Throughout my studies, I have found myself having to contend with being “too much bio for a psychologist” and “too much psyc for a biologist.”  I have heard supervisors state they do not consider me to be a part of their field, regardless of the fact that I was earning a degree in it.  To be fair, none of these people spoke in a manner to purposefully exclude me, but it still felt isolating.  I still do not always quite feel like I fit in with my peers, but the scientific world is changing in that respect. Do not hesitate to seek advice from your peers on your questions of self-validity and set aside time, weekly, that is dedicated to a mental break, family, or a hobby.  What you are trying to accomplish is important, but so is your health.

3. Gaps and Overlaps

Researchers often call upon colleagues to combine the “big picture” and rely on each other to evaluate data appropriately. Multidisciplinary members have an advantage in this respect, in my opinion, and bridge the gap between fields. In order to do this, multidisciplinary researchers first need to bridge the gaps in their own knowledge.

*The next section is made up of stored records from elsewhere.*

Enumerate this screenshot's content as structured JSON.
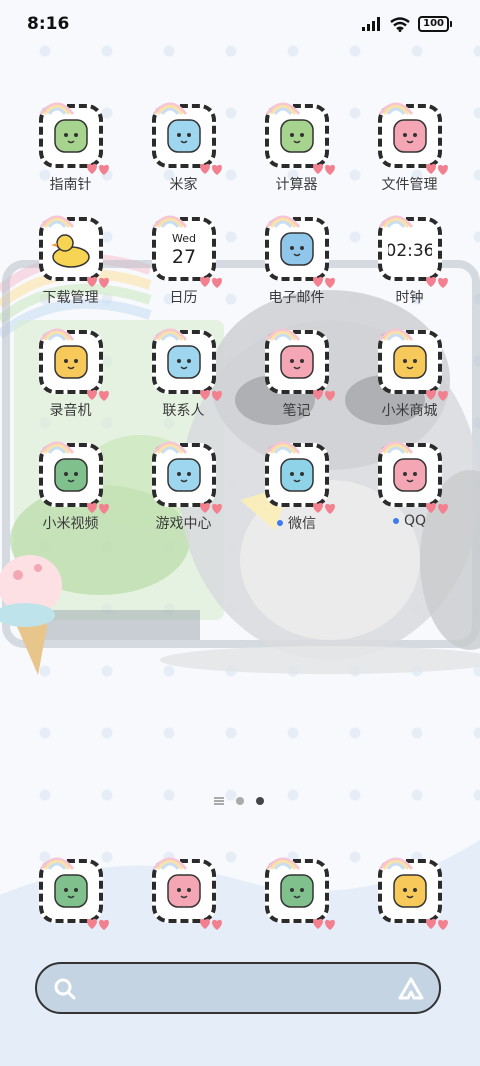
{
  "status_bar": {
    "time": "8:16",
    "battery": "100"
  },
  "home": {
    "apps": [
      {
        "label": "指南针",
        "icon": "compass-icon",
        "color": "#a6d38d"
      },
      {
        "label": "米家",
        "icon": "mijia-icon",
        "color": "#9dd6ee"
      },
      {
        "label": "计算器",
        "icon": "calculator-icon",
        "color": "#a6d38d"
      },
      {
        "label": "文件管理",
        "icon": "file-manager-icon",
        "color": "#f4a6b4"
      },
      {
        "label": "下载管理",
        "icon": "download-duck-icon",
        "color": "#f7d454"
      },
      {
        "label": "日历",
        "icon": "calendar-icon",
        "color": "#ffffff",
        "day": "Wed",
        "date": "27"
      },
      {
        "label": "电子邮件",
        "icon": "email-bird-icon",
        "color": "#8fc6ea"
      },
      {
        "label": "时钟",
        "icon": "clock-icon",
        "color": "#ffffff",
        "clock_text": "02:36"
      },
      {
        "label": "录音机",
        "icon": "recorder-icon",
        "color": "#f7c95a"
      },
      {
        "label": "联系人",
        "icon": "contacts-icon",
        "color": "#9dd6ee"
      },
      {
        "label": "笔记",
        "icon": "notes-icon",
        "color": "#f4a6b4"
      },
      {
        "label": "小米商城",
        "icon": "mi-store-icon",
        "color": "#f7c95a"
      },
      {
        "label": "小米视频",
        "icon": "mi-video-icon",
        "color": "#7fc08d"
      },
      {
        "label": "游戏中心",
        "icon": "game-center-icon",
        "color": "#9dd6ee"
      },
      {
        "label": "微信",
        "icon": "wechat-icon",
        "color": "#8fd3e8",
        "notify": true
      },
      {
        "label": "QQ",
        "icon": "qq-icon",
        "color": "#f4a6b4",
        "notify": true
      }
    ]
  },
  "pager": {
    "pages": 2,
    "active": 2
  },
  "dock": {
    "apps": [
      {
        "icon": "phone-icon",
        "color": "#7fc08d"
      },
      {
        "icon": "browser-planet-icon",
        "color": "#f4a6b4"
      },
      {
        "icon": "messages-icon",
        "color": "#7fc08d"
      },
      {
        "icon": "camera-cat-icon",
        "color": "#f7c95a"
      }
    ]
  },
  "search": {
    "placeholder": ""
  },
  "colors": {
    "accent": "#3a7bf0",
    "frame": "#2b2b2b",
    "search_bg": "#c4d4e3"
  }
}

Advice is often freely given, especially when sought, and I am not shy about asking for guidance. Particularly in my MSc and PhD programs, where I felt outside my element, I approached my professors early to alert them that I had little background coming into these advanced courses and would like to know where to begin my reading: what books should I utilize to catch up and what primary concepts were key to fundamental understanding. They were happy to help me fill in the missing material. Much of graduate school is spent outside of the classroom; so I also recommend seeking out your peers. I have, on multiple occasions, asked a lab-mate to summarize a concept for me. Supporting each other also solidifies friendships and mutual respect. And not to be overlooked, make time for the departmental seminars, free online webinars, and other training opportunities that cross your path; these have been invaluable to me catching up in multiple scientific fields.

In order to maintain some semblance of control and sanity over my knowledge acquisition, I categorized my reading among the different disciplines and swapped every other day, aiming to read one peer-reviewed article a day, as advised by a keynote speaker addressing junior scientists at a radiation conference. One article relevant to psychology and then one relevant to molecular biology the next day. Highlighting the overlap and gaps across the fields helps focus a clear strategy for your next manuscript. Compartmentalizing my work helped me organize my degrees and stay on-track.

I am still in the beginning of my academic career, but I have been offered multiple opportunities to collaborate on projects and give invited talks due to my multidisciplinary background. I enjoy stepping across the boundaries to work with either field to delineate their common goals and advocate for specific behavioral components, molecular assays, or analyses that should be included in their projects. Moving forward with the collaborative future and necessity to understand research in a flexible manner, multidisciplinary degree programs are becoming more common both at the undergraduate and graduate level. Students and principal investigators are able to drive projects towards more specialized subject areas, to be adaptable, and to move past traditional boundaries; all components that make the trainee arguably competitive and well-suited for an academic or industrial career path that is ever-changing and demanding.

I may never become an astronaut, or a linguist, or many of the things that I had hoped for as a child, but I am happy that I have chosen to stay true to my original goals — to combine multiple efforts in order to understand my world from a unique position.